TRENTON — President Donald Trump's announcement that he will send cost-sharing subsidies in the Affordable Care Act will affect more than 150,000 people in New Jersey, costing them more than $166 million in benefits.

About half of the nearly 300,000 people enrolled in insurance plans purchased from the federal exchange in New Jersey got the subsidies, according to data from the Centers for Medicare and Medicaid Services.

State Sen. Joe Vitale, D-Middlesex, who chairs the Senate health committee, says that since the cost-sharing subsidies from the government to insurers benefit poorer enrollees their elimination will hurt low-income populations.

"You have to ask why are you targeting low-income people?' Vitale said. "Is this a jihad against poor people?"

Rep.

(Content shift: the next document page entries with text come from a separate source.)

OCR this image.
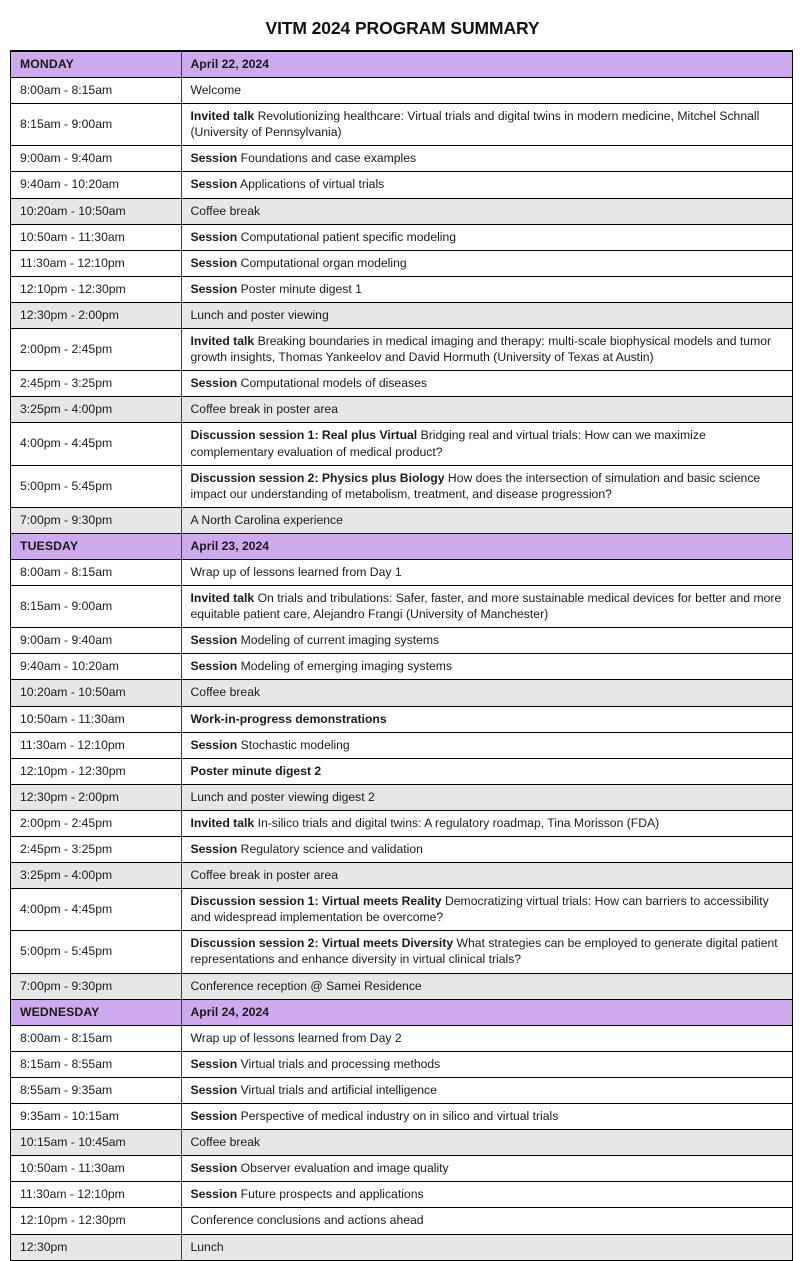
VITM 2024 PROGRAM SUMMARY
MONDAY	April 22, 2024
8:00am - 8:15am	Welcome
8:15am - 9:00am	Invited talk Revolutionizing healthcare: Virtual trials and digital twins in modern medicine, Mitchel Schnall (University of Pennsylvania)
9:00am - 9:40am	Session Foundations and case examples
9:40am - 10:20am	Session Applications of virtual trials
10:20am - 10:50am	Coffee break
10:50am - 11:30am	Session Computational patient specific modeling
11:30am - 12:10pm	Session Computational organ modeling
12:10pm - 12:30pm	Session Poster minute digest 1
12:30pm - 2:00pm	Lunch and poster viewing
2:00pm - 2:45pm	Invited talk Breaking boundaries in medical imaging and therapy: multi-scale biophysical models and tumor growth insights, Thomas Yankeelov and David Hormuth (University of Texas at Austin)
2:45pm - 3:25pm	Session Computational models of diseases
3:25pm - 4:00pm	Coffee break in poster area
4:00pm - 4:45pm	Discussion session 1: Real plus Virtual Bridging real and virtual trials: How can we maximize complementary evaluation of medical product?
5:00pm - 5:45pm	Discussion session 2: Physics plus Biology How does the intersection of simulation and basic science impact our understanding of metabolism, treatment, and disease progression?
7:00pm - 9:30pm	A North Carolina experience
TUESDAY	April 23, 2024
8:00am - 8:15am	Wrap up of lessons learned from Day 1
8:15am - 9:00am	Invited talk On trials and tribulations: Safer, faster, and more sustainable medical devices for better and more equitable patient care, Alejandro Frangi (University of Manchester)
9:00am - 9:40am	Session Modeling of current imaging systems
9:40am - 10:20am	Session Modeling of emerging imaging systems
10:20am - 10:50am	Coffee break
10:50am - 11:30am	Work-in-progress demonstrations
11:30am - 12:10pm	Session Stochastic modeling
12:10pm - 12:30pm	Poster minute digest 2
12:30pm - 2:00pm	Lunch and poster viewing digest 2
2:00pm - 2:45pm	Invited talk In-silico trials and digital twins: A regulatory roadmap, Tina Morisson (FDA)
2:45pm - 3:25pm	Session Regulatory science and validation
3:25pm - 4:00pm	Coffee break in poster area
4:00pm - 4:45pm	Discussion session 1: Virtual meets Reality Democratizing virtual trials: How can barriers to accessibility and widespread implementation be overcome?
5:00pm - 5:45pm	Discussion session 2: Virtual meets Diversity What strategies can be employed to generate digital patient representations and enhance diversity in virtual clinical trials?
7:00pm - 9:30pm	Conference reception @ Samei Residence
WEDNESDAY	April 24, 2024
8:00am - 8:15am	Wrap up of lessons learned from Day 2
8:15am - 8:55am	Session Virtual trials and processing methods
8:55am - 9:35am	Session Virtual trials and artificial intelligence
9:35am - 10:15am	Session Perspective of medical industry on in silico and virtual trials
10:15am - 10:45am	Coffee break
10:50am - 11:30am	Session Observer evaluation and image quality
11:30am - 12:10pm	Session Future prospects and applications
12:10pm - 12:30pm	Conference conclusions and actions ahead
12:30pm	Lunch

Leonard Lance, R-N.J. 7th District, said that after Trump's decision, lawmakers should pass a health care plan he has endorsed that would pay for the cost-sharing reduction program "through the congressional appropriations process and implements free-market policies to improve our health care system and lower medical and insurance costs for all."

Lance said he has long argued that funding for the program is unconstitutional.

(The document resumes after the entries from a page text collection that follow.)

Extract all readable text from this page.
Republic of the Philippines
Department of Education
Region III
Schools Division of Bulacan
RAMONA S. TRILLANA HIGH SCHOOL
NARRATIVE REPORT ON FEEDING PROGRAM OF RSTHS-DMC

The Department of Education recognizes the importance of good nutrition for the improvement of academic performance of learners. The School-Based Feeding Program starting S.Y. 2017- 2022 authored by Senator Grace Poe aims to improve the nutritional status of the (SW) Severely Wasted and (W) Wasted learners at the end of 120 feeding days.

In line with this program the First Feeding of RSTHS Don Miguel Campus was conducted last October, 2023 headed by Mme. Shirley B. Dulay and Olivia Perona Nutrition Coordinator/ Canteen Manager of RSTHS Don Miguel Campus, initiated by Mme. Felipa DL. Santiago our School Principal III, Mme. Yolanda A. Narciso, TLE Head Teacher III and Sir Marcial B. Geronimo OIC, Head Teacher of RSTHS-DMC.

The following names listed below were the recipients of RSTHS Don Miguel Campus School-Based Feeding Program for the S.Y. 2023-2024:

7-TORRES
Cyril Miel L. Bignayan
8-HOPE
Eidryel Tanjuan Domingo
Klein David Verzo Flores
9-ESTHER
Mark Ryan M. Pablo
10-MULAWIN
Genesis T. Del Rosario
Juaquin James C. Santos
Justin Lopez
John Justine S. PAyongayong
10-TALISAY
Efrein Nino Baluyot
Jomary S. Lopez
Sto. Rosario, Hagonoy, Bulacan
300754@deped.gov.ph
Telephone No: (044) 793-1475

Democrat Phil Murphy's gubernatorial campaign says he would pick an attorney general who would sue Trump over his executive order.

Murphy spokesman Dan Bryan said Friday Murphy would nominate an attorney general who would take "all measures" to "protect health care."

Murphy leads Republican rival Lt. Gov. Kim Guadagno in the race to succeed Gov. Chris Christie on Nov. 7.

Her campaign called on Washington to work toward a "solution" on health insurance.